RecordLinkage (version 0.2-0)

genSamples: Generate Training Set

Description

Generates training data by unsupervised classification.

Usage

genSamples(dataset, num.non, des.mprop = 0.1)

Arguments

dataset
Object of class RecLinkData. Data pairs from which to sample.
num.non
Positive Integer. Number of desired non-links in the training set.
des.mprop
Real number between 0 and 1. Ratio of number of links to number of non-links in the training set.

Value

  • A list of RecLinkResult objects.
  • trainThe sampled training data.
  • validAll other record pairs
  • Record pairs are split into the respective pairs components.
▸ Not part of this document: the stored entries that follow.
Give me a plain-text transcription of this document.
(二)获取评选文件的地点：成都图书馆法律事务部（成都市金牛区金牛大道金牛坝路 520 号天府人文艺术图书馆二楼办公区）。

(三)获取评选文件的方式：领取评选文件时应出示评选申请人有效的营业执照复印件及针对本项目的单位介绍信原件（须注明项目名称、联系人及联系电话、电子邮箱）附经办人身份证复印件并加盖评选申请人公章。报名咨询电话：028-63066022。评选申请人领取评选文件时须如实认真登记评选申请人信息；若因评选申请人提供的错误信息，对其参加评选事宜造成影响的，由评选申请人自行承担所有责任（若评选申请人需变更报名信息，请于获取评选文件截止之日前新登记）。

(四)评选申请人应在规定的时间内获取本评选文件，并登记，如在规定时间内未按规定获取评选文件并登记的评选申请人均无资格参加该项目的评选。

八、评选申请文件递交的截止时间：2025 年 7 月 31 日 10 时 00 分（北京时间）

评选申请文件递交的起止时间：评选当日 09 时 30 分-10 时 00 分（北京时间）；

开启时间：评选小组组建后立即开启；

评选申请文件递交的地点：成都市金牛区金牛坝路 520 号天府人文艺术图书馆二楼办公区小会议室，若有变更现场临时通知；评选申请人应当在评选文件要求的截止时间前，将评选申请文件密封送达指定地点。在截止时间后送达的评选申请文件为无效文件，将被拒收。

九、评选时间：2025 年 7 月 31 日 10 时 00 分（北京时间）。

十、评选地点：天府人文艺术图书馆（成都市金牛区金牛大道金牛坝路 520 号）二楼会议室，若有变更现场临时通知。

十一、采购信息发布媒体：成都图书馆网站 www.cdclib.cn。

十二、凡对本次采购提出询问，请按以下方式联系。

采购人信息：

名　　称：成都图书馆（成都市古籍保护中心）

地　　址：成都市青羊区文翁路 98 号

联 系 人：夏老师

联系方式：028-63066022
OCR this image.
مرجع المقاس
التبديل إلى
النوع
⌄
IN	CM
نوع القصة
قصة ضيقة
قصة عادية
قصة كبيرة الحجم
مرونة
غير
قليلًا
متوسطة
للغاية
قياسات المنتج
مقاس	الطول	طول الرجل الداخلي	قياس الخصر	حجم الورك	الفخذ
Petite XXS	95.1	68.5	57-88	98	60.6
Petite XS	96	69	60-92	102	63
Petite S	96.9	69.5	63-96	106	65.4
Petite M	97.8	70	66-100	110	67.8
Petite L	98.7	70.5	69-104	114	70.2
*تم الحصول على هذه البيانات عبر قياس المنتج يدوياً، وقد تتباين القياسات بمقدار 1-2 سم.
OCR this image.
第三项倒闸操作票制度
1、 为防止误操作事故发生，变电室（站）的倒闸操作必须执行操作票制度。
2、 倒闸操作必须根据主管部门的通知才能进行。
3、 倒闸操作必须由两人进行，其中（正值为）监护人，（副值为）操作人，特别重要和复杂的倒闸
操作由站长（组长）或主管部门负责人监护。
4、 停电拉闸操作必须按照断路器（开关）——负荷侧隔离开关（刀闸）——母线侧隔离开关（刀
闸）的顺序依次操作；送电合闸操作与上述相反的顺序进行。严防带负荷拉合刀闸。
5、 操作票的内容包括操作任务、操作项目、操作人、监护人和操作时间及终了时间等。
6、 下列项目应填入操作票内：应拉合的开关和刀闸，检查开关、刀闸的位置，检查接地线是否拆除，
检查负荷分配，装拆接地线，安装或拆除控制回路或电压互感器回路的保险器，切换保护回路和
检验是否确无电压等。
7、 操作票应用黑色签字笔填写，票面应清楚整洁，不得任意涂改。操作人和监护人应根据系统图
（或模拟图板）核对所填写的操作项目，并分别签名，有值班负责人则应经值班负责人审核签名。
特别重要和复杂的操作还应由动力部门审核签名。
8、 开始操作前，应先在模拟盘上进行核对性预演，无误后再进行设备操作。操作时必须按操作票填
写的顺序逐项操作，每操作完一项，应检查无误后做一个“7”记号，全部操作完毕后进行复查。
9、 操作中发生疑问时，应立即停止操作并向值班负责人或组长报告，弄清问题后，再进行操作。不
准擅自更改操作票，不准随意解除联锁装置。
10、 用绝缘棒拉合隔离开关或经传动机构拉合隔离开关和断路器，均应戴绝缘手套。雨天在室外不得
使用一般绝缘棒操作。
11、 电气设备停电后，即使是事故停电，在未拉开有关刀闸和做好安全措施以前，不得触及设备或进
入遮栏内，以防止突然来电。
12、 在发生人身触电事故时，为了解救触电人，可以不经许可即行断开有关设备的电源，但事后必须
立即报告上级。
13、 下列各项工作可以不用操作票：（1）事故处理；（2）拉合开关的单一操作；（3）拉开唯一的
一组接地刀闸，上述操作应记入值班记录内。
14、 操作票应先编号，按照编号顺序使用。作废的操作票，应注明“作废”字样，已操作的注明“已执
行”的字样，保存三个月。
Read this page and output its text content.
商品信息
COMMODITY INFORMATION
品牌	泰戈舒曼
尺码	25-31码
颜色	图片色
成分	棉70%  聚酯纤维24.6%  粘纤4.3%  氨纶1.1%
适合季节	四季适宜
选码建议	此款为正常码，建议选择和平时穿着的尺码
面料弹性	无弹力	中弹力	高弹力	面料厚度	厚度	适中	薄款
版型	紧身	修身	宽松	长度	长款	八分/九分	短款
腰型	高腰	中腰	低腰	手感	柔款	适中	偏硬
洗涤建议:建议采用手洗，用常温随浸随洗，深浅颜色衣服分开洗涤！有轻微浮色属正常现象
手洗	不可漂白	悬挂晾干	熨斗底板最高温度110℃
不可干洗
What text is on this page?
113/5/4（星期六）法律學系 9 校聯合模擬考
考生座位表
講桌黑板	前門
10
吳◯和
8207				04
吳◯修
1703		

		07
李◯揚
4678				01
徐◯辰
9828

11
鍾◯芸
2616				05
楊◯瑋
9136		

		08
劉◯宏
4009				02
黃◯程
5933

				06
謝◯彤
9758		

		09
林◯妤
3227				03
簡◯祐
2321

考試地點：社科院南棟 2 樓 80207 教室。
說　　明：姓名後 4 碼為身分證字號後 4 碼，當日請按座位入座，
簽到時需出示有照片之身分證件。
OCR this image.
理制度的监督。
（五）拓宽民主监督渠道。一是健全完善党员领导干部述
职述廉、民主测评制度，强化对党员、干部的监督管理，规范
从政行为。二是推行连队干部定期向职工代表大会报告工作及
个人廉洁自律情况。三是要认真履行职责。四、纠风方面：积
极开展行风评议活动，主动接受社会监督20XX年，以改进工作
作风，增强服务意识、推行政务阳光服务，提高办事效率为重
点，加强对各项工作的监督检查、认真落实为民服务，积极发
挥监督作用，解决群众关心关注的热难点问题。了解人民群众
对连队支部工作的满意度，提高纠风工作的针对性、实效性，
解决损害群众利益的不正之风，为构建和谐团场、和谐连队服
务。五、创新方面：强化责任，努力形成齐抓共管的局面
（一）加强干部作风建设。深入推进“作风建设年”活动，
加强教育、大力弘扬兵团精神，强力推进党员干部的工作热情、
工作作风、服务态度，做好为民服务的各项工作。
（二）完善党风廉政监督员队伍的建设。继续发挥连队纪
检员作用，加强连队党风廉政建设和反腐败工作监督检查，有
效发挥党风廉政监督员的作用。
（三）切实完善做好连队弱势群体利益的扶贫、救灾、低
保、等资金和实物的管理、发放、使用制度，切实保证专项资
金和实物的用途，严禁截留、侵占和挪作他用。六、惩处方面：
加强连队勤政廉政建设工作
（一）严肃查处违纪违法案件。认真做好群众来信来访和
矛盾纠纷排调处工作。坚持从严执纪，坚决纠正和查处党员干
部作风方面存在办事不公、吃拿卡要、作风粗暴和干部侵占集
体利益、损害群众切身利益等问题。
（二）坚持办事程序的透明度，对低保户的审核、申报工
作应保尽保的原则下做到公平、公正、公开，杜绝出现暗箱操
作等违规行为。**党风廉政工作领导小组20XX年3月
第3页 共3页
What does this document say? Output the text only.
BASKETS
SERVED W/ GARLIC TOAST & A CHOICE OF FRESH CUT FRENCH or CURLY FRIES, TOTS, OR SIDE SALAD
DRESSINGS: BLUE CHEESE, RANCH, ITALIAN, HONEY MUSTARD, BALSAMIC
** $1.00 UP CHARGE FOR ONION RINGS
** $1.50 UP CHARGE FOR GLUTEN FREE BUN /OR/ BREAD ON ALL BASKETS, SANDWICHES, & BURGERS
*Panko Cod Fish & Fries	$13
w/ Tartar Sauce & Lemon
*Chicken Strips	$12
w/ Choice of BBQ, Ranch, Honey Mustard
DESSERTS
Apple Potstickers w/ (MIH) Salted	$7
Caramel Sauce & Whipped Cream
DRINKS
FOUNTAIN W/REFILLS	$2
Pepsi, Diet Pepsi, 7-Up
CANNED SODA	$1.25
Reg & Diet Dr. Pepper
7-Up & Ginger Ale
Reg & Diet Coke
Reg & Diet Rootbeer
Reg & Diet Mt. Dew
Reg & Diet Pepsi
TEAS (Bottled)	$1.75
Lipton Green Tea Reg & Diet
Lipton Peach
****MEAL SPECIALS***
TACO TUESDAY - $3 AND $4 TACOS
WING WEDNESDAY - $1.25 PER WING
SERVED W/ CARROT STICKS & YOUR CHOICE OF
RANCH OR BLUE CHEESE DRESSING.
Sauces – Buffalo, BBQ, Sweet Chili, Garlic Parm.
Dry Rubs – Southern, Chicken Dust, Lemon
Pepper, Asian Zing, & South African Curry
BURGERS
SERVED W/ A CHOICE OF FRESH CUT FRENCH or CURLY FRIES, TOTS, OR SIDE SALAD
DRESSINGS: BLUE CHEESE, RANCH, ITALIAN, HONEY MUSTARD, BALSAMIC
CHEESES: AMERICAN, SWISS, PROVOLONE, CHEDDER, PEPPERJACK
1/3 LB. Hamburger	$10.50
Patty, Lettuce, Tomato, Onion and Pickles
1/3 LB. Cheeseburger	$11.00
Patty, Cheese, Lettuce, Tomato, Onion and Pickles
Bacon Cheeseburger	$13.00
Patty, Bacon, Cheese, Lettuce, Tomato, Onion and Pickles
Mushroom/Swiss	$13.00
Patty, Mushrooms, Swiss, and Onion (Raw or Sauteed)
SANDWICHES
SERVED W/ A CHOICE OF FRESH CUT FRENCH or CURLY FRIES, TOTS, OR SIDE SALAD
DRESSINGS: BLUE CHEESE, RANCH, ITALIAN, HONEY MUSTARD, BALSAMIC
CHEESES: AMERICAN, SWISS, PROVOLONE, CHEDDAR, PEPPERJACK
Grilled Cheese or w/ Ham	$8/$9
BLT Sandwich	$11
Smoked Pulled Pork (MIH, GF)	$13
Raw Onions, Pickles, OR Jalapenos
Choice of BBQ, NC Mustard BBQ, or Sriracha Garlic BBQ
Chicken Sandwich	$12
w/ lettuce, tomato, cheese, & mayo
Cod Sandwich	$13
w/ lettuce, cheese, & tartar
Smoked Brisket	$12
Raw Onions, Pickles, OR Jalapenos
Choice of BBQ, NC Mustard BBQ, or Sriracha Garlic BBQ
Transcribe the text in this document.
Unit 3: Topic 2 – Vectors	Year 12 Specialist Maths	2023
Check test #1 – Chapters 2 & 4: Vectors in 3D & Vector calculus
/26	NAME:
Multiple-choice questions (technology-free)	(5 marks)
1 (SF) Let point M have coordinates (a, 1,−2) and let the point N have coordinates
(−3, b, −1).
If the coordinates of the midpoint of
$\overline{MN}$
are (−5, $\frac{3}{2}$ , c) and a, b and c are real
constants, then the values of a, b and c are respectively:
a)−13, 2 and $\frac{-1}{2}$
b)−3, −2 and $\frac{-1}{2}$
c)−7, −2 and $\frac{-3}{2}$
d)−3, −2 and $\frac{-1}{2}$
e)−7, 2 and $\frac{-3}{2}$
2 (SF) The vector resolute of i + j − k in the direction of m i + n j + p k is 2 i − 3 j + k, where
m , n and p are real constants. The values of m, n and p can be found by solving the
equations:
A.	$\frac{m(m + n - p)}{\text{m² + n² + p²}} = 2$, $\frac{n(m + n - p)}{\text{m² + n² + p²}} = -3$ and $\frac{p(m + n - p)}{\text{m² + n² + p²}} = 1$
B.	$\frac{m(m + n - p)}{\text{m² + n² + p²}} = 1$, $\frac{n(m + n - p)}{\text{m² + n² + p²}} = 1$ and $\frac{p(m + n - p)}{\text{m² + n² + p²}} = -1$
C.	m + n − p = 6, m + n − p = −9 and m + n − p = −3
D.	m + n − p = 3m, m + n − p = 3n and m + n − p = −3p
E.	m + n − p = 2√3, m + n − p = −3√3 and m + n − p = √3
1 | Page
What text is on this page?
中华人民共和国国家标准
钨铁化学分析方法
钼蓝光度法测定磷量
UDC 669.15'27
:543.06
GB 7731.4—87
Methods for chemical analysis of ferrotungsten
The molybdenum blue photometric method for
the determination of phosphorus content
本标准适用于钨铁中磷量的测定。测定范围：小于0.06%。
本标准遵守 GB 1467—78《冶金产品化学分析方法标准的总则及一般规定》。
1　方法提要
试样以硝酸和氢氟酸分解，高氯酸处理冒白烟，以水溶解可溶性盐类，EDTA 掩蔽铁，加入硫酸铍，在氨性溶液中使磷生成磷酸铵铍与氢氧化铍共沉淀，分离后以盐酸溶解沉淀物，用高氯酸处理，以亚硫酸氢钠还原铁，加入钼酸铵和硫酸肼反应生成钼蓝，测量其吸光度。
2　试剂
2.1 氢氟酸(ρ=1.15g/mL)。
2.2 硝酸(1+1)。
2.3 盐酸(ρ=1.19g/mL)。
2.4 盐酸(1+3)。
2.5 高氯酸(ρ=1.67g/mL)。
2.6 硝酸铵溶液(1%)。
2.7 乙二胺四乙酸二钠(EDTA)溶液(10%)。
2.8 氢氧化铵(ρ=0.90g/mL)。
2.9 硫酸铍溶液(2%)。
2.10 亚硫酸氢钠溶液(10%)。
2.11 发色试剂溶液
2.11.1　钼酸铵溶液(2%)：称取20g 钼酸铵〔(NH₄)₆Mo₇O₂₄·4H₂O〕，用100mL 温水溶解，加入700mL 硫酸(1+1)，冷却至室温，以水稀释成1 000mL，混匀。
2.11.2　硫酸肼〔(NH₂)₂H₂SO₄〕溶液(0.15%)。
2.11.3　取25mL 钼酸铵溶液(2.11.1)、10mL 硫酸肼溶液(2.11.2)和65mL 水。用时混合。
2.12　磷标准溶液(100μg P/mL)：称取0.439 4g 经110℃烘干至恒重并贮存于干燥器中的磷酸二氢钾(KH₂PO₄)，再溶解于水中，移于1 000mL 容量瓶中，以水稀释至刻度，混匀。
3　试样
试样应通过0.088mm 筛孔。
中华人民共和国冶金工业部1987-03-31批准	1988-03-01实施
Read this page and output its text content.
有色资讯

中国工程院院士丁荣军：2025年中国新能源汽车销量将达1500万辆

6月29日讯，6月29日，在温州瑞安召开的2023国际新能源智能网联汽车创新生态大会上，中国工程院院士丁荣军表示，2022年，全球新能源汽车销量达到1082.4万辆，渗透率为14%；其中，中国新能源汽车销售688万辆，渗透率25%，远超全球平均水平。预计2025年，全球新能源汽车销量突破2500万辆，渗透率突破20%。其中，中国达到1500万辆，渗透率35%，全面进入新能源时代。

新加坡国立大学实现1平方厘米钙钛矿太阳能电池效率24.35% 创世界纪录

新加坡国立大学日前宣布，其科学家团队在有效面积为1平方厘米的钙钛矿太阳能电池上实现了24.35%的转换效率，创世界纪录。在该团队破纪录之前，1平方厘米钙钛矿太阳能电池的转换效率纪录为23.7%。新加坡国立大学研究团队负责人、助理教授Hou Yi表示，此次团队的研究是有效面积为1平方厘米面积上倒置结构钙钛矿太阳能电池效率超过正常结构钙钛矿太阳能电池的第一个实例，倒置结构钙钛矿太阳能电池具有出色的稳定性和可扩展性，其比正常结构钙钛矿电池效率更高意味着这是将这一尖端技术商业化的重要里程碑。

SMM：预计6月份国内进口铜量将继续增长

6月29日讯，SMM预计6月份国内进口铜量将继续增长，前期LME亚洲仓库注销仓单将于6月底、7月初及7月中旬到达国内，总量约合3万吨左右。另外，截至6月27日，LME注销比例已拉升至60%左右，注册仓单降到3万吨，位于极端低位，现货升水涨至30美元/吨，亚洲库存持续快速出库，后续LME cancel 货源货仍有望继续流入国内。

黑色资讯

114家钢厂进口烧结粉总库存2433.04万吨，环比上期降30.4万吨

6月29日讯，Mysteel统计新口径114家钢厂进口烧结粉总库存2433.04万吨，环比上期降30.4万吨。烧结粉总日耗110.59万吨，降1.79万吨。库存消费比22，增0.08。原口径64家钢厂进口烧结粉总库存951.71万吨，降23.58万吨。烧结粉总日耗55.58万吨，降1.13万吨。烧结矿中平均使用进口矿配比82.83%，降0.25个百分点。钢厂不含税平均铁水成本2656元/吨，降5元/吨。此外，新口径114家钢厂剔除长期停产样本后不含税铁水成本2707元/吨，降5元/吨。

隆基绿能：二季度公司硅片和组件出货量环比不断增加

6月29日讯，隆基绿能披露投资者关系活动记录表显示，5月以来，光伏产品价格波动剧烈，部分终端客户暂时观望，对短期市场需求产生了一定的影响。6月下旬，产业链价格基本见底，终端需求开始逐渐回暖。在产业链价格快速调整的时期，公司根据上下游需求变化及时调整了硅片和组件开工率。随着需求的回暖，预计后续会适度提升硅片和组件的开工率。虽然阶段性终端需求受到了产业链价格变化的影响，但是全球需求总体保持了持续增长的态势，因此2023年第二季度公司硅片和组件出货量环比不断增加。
The prediction components represent the clustering result. If weights are present in dataset, the corresponding fractions of Wdata are stored to train and valid. All other components are copied from dataset.

Details

The application of supervised classifiers (via classifyUnsup) requires a sufficient training set of record pairs with known matching status. Where no such data are available, genSamples can be used to generate training data. The linkage status is classified based on unsupervised clustering with bclust and the desired number of links and non-links are sampled. If the requested numbers of matches or non-matches is not feasible, a warning is issued and the maximum possible number is considered.

See Also

splitData for splitting data sets without clustering.